The charts for each simulations highlight interesting emerging features. In all cases the peak corresponding to the activation of the immune response has been identified. However the connectivity entropy (see Fig. 11.4) does not distinguish between the activation and the immune memory states. The connectivity entropy highlighted that after time step 199 some new higher-degree antibodies are involved in the dynamics of the system. While, both the approximated von Neumann entropy (see Fig. 11.5) and the persistent entropy (see Fig. 11.6) are able to recognize the activation of the immune system: the peaks in the charts point out the immune activation that is following by a transient that represents the immune response. During the immune response the antibodies play a dual role: they can simultaneously elicit and suppress each other. After this transient there is a plateau that represents the persistent immune network activation corresponding to the immune memory. Persistent entropy is directly computed from the result of persistent homology: the Betti numbers. The analysis of the generators of the homological classes allows to identify the real number of antibodies that have been used: 203 instead of 4096 (see Fig. 11.3). The analysis of the persistent Betti numbers reveals that there is a subset of antibodies arranged in a 1-dimensional hole that is present both in the activation state and in the memory state. This 1-dimensional hole is formed by the antibodies: \(Ab_1, Ab_2, Ab_7, Ab_{13}\).
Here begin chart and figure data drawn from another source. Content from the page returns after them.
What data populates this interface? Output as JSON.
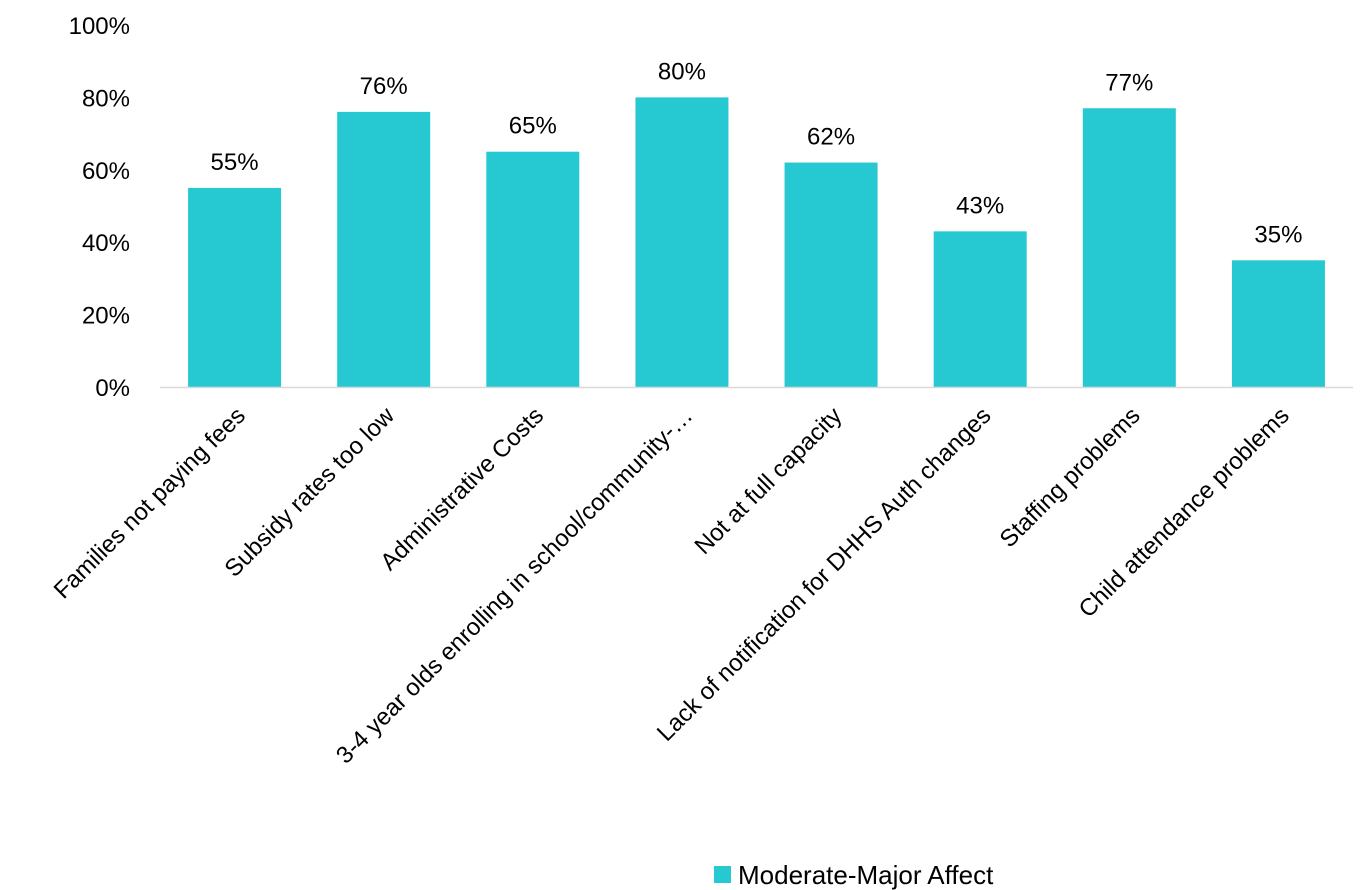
{
  "chart_data": {
    "type": "bar",
    "categories": [
      "Families not paying fees",
      "Subsidy rates too low",
      "Administrative Costs",
      "3-4 year olds enrolling in school/community-…",
      "Not at full capacity",
      "Lack of notification for DHHS Auth changes",
      "Staffing problems",
      "Child attendance problems"
    ],
    "series": [
      {
        "name": "Moderate-Major Affect",
        "values": [
          55,
          76,
          65,
          80,
          62,
          43,
          77,
          35
        ],
        "color": "#26C9D1"
      }
    ],
    "data_labels": [
      "55%",
      "76%",
      "65%",
      "80%",
      "62%",
      "43%",
      "77%",
      "35%"
    ],
    "y_ticks": [
      "0%",
      "20%",
      "40%",
      "60%",
      "80%",
      "100%"
    ],
    "ylim": [
      0,
      100
    ],
    "grid": false,
    "legend_position": "bottom",
    "axis_color": "#D9D9D9"
  }
}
This hole is formed by the most active antibodies, see the histogram in Fig. 11.3. The removal of this 1-dimensional hole from the barcodes will flatten the entropy, that means this cycle is formed by the most specialized antibodies for the antigen that has been injected. Both the approximated von Neumann entropy and the persistent entropy can be thought as complexity measures for graphs or for simplicial complexes. The reason is evident in their mathematical definitions: von Neumann entropy depends on the total number of vertices and the degree of linked vertices, while persistent entropy depends by the topological noise and by the persistent topological features.

Fig. 11.5
figure 5

Approximate von Neumann entropy. The minimum is reached at tick \(=\) 199

To conclude, we suggest that persistent entropy and in general topological data analysis are useful tools for the analysis of dynamical complex systems. Topological data analysis and persistent entropy can be used for discovering hidden patterns among antibodies. The transformation of a graph into a simplicial complex of dimension greater than 1 allows to discover new patterns and than it allows to extract new knowledge that otherwise can not be captured. The dimension of these patterns is equivalent to the dimension of the relation among antibodies. A relation of dimension 2, typically expressed by a graph, represents a classical 2-bodies problem while a n-ary relation represents a n-(anti)bodies problem that makes sense if and only if all the (anti)bodies are communicating simultaneously. Generally, a n-ary relation can not be decomposed in a set of 2-bodies problems: e.g. a filled triangle, that is a simplicial complex of dimension 2, represents a 3-body problems, it exists if and only if simultaneously are present the three vertices and three edges, otherwise it is represented as an empty triangle (Fig. 11.1).

Fig. 11.6
figure 6

Persistent entropy. The maximum is reached at tick \(=\) 199

Future investigation will be focusing on the use of the persistent entropy for characterising the S[B] systems [14], and on the use of other entropy measures, like the ones proposed by Felice [7].